What about for groups? Well, we all have different ideas about what is True and what Matters, and what doctrines one requires to adequately align oneself with what’s knowable and preferable, but can we not all agree that we are all in this together and that all of our philosophies and religions are only valuable to the degree they ratify and provide a structure for living those values without which none of us can stand life? Can we not all agree on accuracy, honesty, compassion, respect, kindness, rule of law as nourished by a free people freely seeking the Law? Can we not all agree that forcing beliefs onto people is corrupting because it tempts people to lie to themselves and others about their experiences of what is most sacred to them?

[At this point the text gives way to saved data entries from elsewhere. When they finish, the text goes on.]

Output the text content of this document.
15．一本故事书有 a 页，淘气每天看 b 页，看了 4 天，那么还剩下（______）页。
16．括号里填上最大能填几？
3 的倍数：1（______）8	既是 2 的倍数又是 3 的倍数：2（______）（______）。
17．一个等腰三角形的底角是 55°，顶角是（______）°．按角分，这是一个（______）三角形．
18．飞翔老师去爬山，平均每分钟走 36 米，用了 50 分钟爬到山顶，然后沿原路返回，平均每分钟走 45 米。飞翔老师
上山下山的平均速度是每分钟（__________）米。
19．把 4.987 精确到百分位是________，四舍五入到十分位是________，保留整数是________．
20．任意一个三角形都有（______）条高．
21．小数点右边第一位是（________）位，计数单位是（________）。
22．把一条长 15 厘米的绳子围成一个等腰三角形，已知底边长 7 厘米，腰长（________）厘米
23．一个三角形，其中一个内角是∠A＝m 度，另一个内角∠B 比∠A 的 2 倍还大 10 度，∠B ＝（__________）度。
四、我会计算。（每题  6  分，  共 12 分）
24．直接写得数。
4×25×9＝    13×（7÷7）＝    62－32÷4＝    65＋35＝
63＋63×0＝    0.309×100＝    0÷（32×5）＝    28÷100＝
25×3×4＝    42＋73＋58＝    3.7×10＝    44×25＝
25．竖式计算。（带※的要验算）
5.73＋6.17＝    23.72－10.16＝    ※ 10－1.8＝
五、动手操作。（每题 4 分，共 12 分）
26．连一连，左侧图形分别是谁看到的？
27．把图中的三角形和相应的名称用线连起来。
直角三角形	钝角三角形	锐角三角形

But can we also not all agree that we still all must and in fact do share some fundamental spiritual values: “It matters what I say and do”, “Aware, clear, honest, accurate thought is the way forward”, “kindness is right”, “we are all in this together and so should be respectful of and kind towards one another and we should appreciate each other and share community and enjoy each other’s company”. Things like that. Things without which we have nothing: let’s accept them and admit we don’t perfectly understand them and that it is a stupid and cruel distortion to pretend like our fellows do not have the same basic rights and duties imprinted within their hearts-of-hearts.